‘We can’t police ourselves out of it’ Birmingham mayor’s state of the city message stresses plan to address homicides
Birmingham city leaders are engaged in a multifaceted approach to address its most pressing challenge of reducing homicides, Mayor Randall Woodfin said this afternoon.
But the answer is not simple.
Woodfin, delivering his annual State of the City message before the Birmingham Kiwanis Club, reserved the majority of his talk to detail recommendations from the city’s crime commission to curtail record-breaking homicide numbers and tell what the city is already doing.
Woodfin noted that crime statistics represent real people and require complex efforts to resolve.
“It’s lives, its family members, its human beings,” he said. “It’s a problem we simply can’t police ourselves out of.”
Birmingham ended 2024 with 151 homicides, the highest number in the city since 1933.

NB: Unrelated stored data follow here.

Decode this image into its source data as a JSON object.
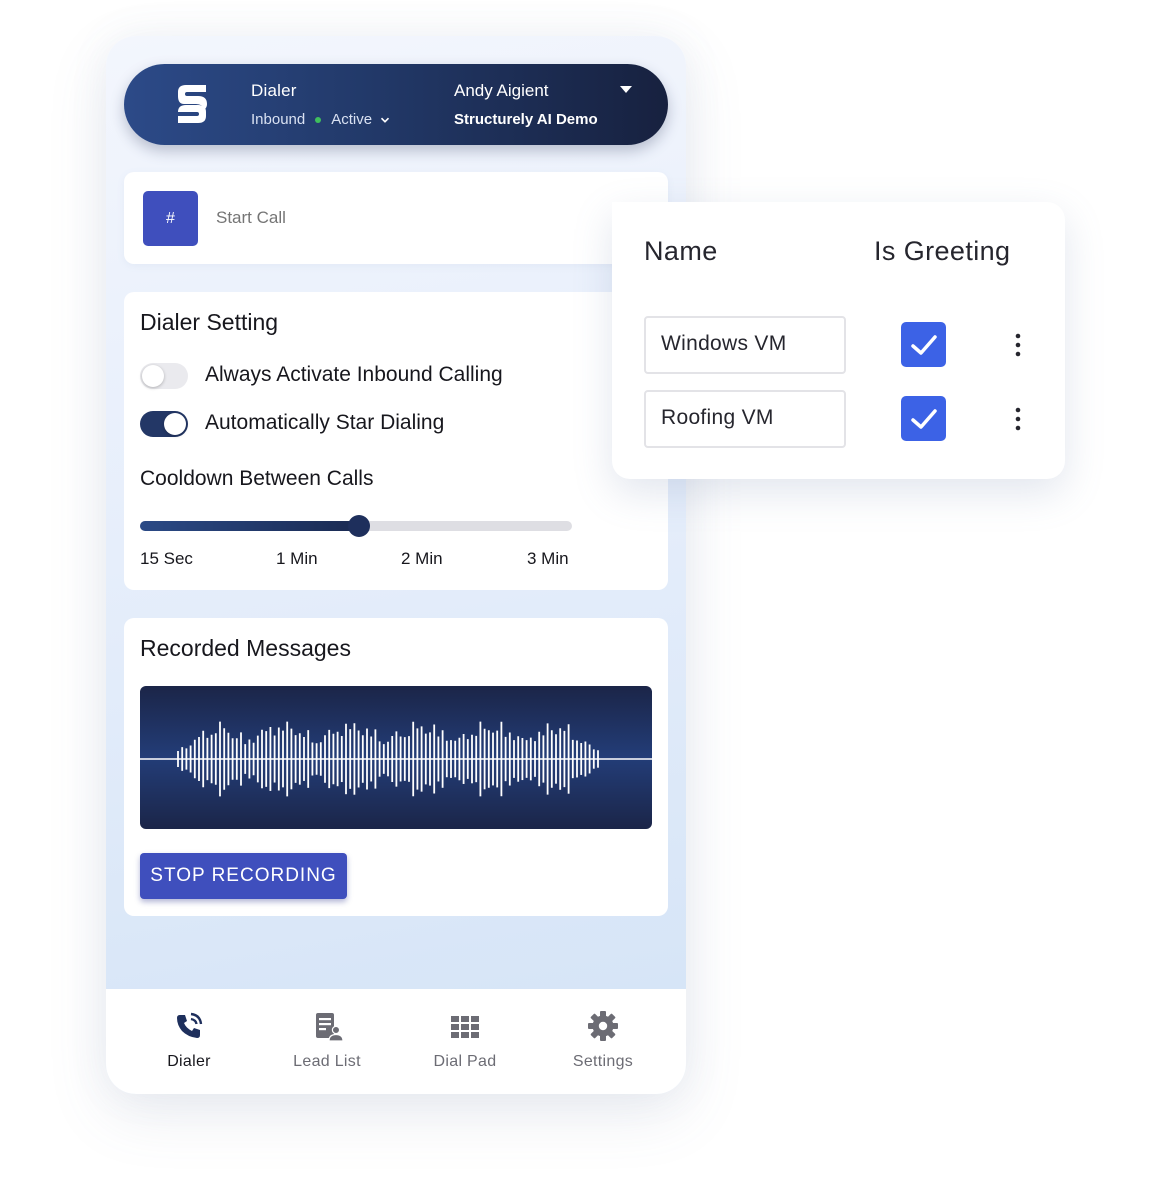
{
  "header": {
    "title": "Dialer",
    "mode": "Inbound",
    "status": "Active",
    "user_name": "Andy Aigient",
    "company": "Structurely AI Demo"
  },
  "start_call": {
    "button_label": "#",
    "placeholder": "Start Call"
  },
  "dialer_setting": {
    "title": "Dialer Setting",
    "toggles": [
      {
        "label": "Always Activate Inbound Calling",
        "on": false
      },
      {
        "label": "Automatically Star Dialing",
        "on": true
      }
    ],
    "cooldown": {
      "title": "Cooldown Between Calls",
      "ticks": [
        "15 Sec",
        "1 Min",
        "2 Min",
        "3 Min"
      ],
      "value_fraction": 0.507
    }
  },
  "recorded_messages": {
    "title": "Recorded Messages",
    "stop_label": "STOP RECORDING"
  },
  "greetings": {
    "col_name": "Name",
    "col_greeting": "Is Greeting",
    "rows": [
      {
        "name": "Windows VM",
        "is_greeting": true
      },
      {
        "name": "Roofing VM",
        "is_greeting": true
      }
    ]
  },
  "nav": {
    "items": [
      {
        "label": "Dialer",
        "icon": "phone-icon",
        "active": true
      },
      {
        "label": "Lead List",
        "icon": "lead-list-icon",
        "active": false
      },
      {
        "label": "Dial Pad",
        "icon": "dial-pad-icon",
        "active": false
      },
      {
        "label": "Settings",
        "icon": "gear-icon",
        "active": false
      }
    ]
  },
  "colors": {
    "accent": "#3f4fbd",
    "navy": "#1e2f5c",
    "checkbox": "#3c62e6",
    "active_dot": "#3fbf5d"
  }
}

As Woodin seeks a third term in August the issue of crime has already become a central political theme from critics and challengers.
Woodfin called public safety an issue that unifies the entire city.

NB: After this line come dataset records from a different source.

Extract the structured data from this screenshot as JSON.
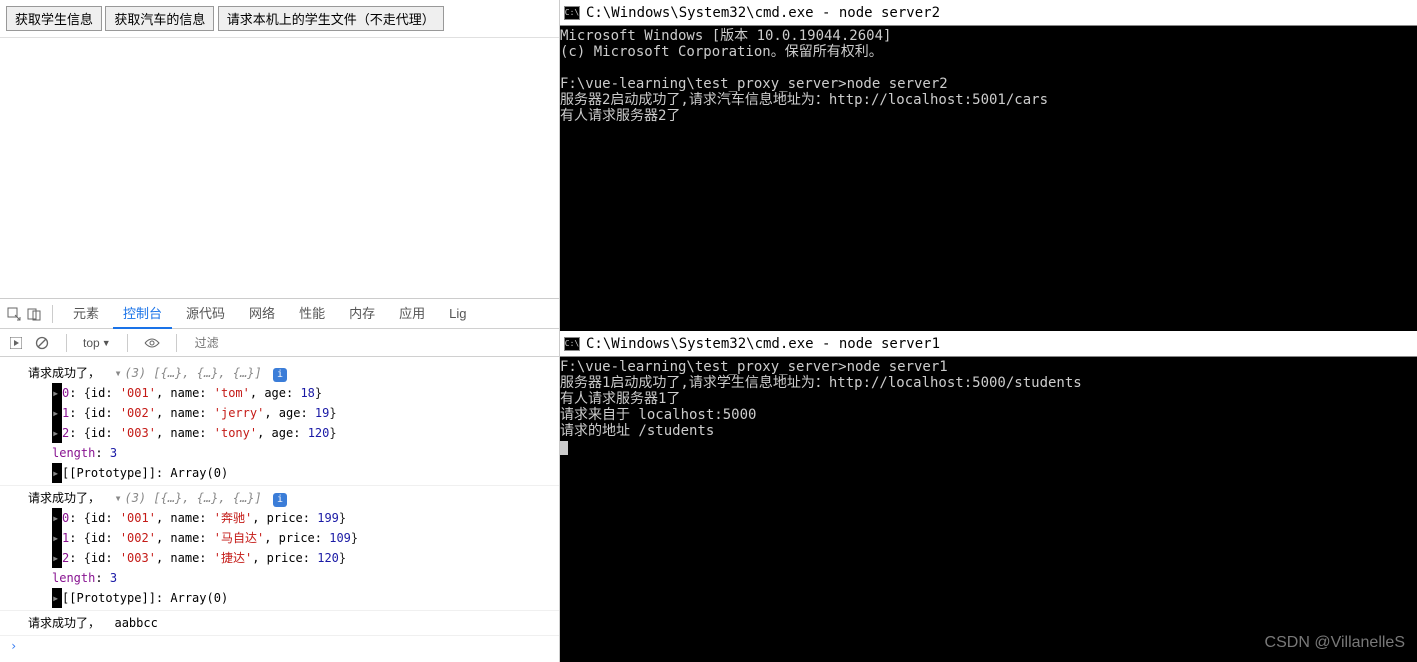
{
  "buttons": {
    "get_students": "获取学生信息",
    "get_cars": "获取汽车的信息",
    "get_local_file": "请求本机上的学生文件（不走代理）"
  },
  "devtools": {
    "tabs": {
      "elements": "元素",
      "console": "控制台",
      "sources": "源代码",
      "network": "网络",
      "performance": "性能",
      "memory": "内存",
      "application": "应用",
      "more": "Lig"
    },
    "subbar": {
      "context": "top",
      "filter_placeholder": "过滤"
    }
  },
  "console_logs": {
    "success_prefix": "请求成功了，",
    "arr_summary": "(3) [{…}, {…}, {…}]",
    "students": [
      {
        "idx": "0",
        "id": "001",
        "name": "tom",
        "age": "18"
      },
      {
        "idx": "1",
        "id": "002",
        "name": "jerry",
        "age": "19"
      },
      {
        "idx": "2",
        "id": "003",
        "name": "tony",
        "age": "120"
      }
    ],
    "length_label": "length",
    "length_val": "3",
    "proto_label": "[[Prototype]]",
    "proto_val": "Array(0)",
    "cars": [
      {
        "idx": "0",
        "id": "001",
        "name": "奔驰",
        "price": "199"
      },
      {
        "idx": "1",
        "id": "002",
        "name": "马自达",
        "price": "109"
      },
      {
        "idx": "2",
        "id": "003",
        "name": "捷达",
        "price": "120"
      }
    ],
    "plain_result": "aabbcc"
  },
  "terminals": {
    "top": {
      "title": "C:\\Windows\\System32\\cmd.exe - node  server2",
      "lines": [
        "Microsoft Windows [版本 10.0.19044.2604]",
        "(c) Microsoft Corporation。保留所有权利。",
        "",
        "F:\\vue-learning\\test_proxy_server>node server2",
        "服务器2启动成功了,请求汽车信息地址为：http://localhost:5001/cars",
        "有人请求服务器2了"
      ]
    },
    "bottom": {
      "title": "C:\\Windows\\System32\\cmd.exe - node  server1",
      "lines": [
        "F:\\vue-learning\\test_proxy_server>node server1",
        "服务器1启动成功了,请求学生信息地址为：http://localhost:5000/students",
        "有人请求服务器1了",
        "请求来自于 localhost:5000",
        "请求的地址 /students"
      ]
    }
  },
  "watermark": "CSDN @VillanelleS"
}
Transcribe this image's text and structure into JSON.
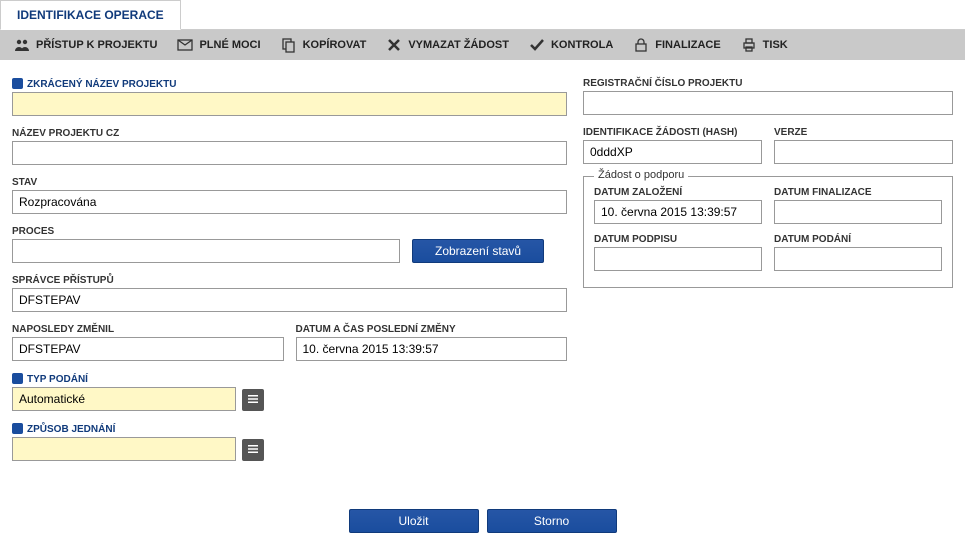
{
  "tab": {
    "label": "IDENTIFIKACE OPERACE"
  },
  "toolbar": {
    "access": "PŘÍSTUP K PROJEKTU",
    "powers": "PLNÉ MOCI",
    "copy": "KOPÍROVAT",
    "delete": "VYMAZAT ŽÁDOST",
    "check": "KONTROLA",
    "finalize": "FINALIZACE",
    "print": "TISK"
  },
  "left": {
    "short_name_label": "ZKRÁCENÝ NÁZEV PROJEKTU",
    "short_name": "",
    "name_cz_label": "NÁZEV PROJEKTU CZ",
    "name_cz": "",
    "stav_label": "STAV",
    "stav": "Rozpracována",
    "proces_label": "PROCES",
    "proces": "",
    "show_states_btn": "Zobrazení stavů",
    "admin_label": "SPRÁVCE PŘÍSTUPŮ",
    "admin": "DFSTEPAV",
    "last_changed_by_label": "NAPOSLEDY ZMĚNIL",
    "last_changed_by": "DFSTEPAV",
    "last_change_dt_label": "DATUM A ČAS POSLEDNÍ ZMĚNY",
    "last_change_dt": "10. června 2015 13:39:57",
    "typ_podani_label": "TYP PODÁNÍ",
    "typ_podani": "Automatické",
    "zpusob_jednani_label": "ZPŮSOB JEDNÁNÍ",
    "zpusob_jednani": ""
  },
  "right": {
    "reg_num_label": "REGISTRAČNÍ ČÍSLO PROJEKTU",
    "reg_num": "",
    "hash_label": "IDENTIFIKACE ŽÁDOSTI (HASH)",
    "hash": "0dddXP",
    "verze_label": "VERZE",
    "verze": "",
    "fieldset_title": "Žádost o podporu",
    "datum_zalozeni_label": "DATUM ZALOŽENÍ",
    "datum_zalozeni": "10. června 2015 13:39:57",
    "datum_finalizace_label": "DATUM FINALIZACE",
    "datum_finalizace": "",
    "datum_podpisu_label": "DATUM PODPISU",
    "datum_podpisu": "",
    "datum_podani_label": "DATUM PODÁNÍ",
    "datum_podani": ""
  },
  "footer": {
    "save": "Uložit",
    "cancel": "Storno"
  }
}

The crime commission recommendations include several items including increased policing, seeking a ban on so-called Glock gun switches, and blight removal.

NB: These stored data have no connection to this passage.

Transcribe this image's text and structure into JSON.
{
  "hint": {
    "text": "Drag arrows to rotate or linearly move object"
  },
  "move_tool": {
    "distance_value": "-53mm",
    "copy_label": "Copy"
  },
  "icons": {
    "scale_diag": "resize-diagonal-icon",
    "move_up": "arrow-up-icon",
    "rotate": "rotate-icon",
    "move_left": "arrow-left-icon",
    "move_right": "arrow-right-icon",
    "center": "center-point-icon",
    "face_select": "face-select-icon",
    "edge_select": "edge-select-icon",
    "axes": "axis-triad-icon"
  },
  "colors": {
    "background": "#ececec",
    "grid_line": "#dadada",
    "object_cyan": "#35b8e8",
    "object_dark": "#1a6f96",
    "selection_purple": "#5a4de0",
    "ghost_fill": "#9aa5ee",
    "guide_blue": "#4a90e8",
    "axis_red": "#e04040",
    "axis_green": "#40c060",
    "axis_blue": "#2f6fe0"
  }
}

Woodfin detailed how his administration and the city council were also working to address each area.
He reviewed a more aggressive program to spend $16 million to recruit police officers by offering $10,000 sign-on bonuses and incentives for remaining on the force.
Birmingham’s police numbers, a subject of political debate, have dipped from 822 officers in 2017 down to 639 in 2023, according to the city’s 2023 annual comprehensive financial report.
Woodfin also discussed the city’s amended operating budget which includes $19.5 million for street paving, new sidewalks, weed removal, and demolition of vacant buildings.
Like the police force, Birmingham’s public works department has also shrunk from 840 workers in 2017 to 536 in 2023, according to city reports.
Woodfin in his presentation Tuesday said poverty combined with low education achievement and “a culture of retaliation” makes communities ripe for gun violence.
“That’s an equation that has caused long generational hurt,” he said.
Along with policing, Woodfin announced two new programs to address conditions that serve as incubators for crime.
“We have to restore hope to under-serviced neighborhoods throughout our city,” he said.
Some programs already exist to assist, he said. For example, the city-founded Birmingham Promise program, a public-private partnership, has provided scholarships to 1,600 students in the last five years.
The new initiative is designed to reach people most at risk of getting caught in a cycle of criminal activity.
Woodfin cited the commission report that said 1% of the city’s population has accounted for more than 50% of the violence.
“That’s why we are making it a priority in working with an external team to launch what we are calling ‘One Hood’ to break the cycle of violence through direct interaction with the people in our community most at risk,” Woodfin said. “By focusing on that one percent and injecting new life in all facets of our violence prevention and public safety sectors, we know we can decrease gun violence within our city.”
He also announced a new Office of Resilience and Sustainability, which will address environmental and quality of life issues such as lowering carbon emissions and creating healthy food opportunities within the city.
“Yes, I am optimistic. I am hopeful,” he said. “2025 gives us the opportunity to shine brighter. 2025 also gives us the opportunity to shine together.”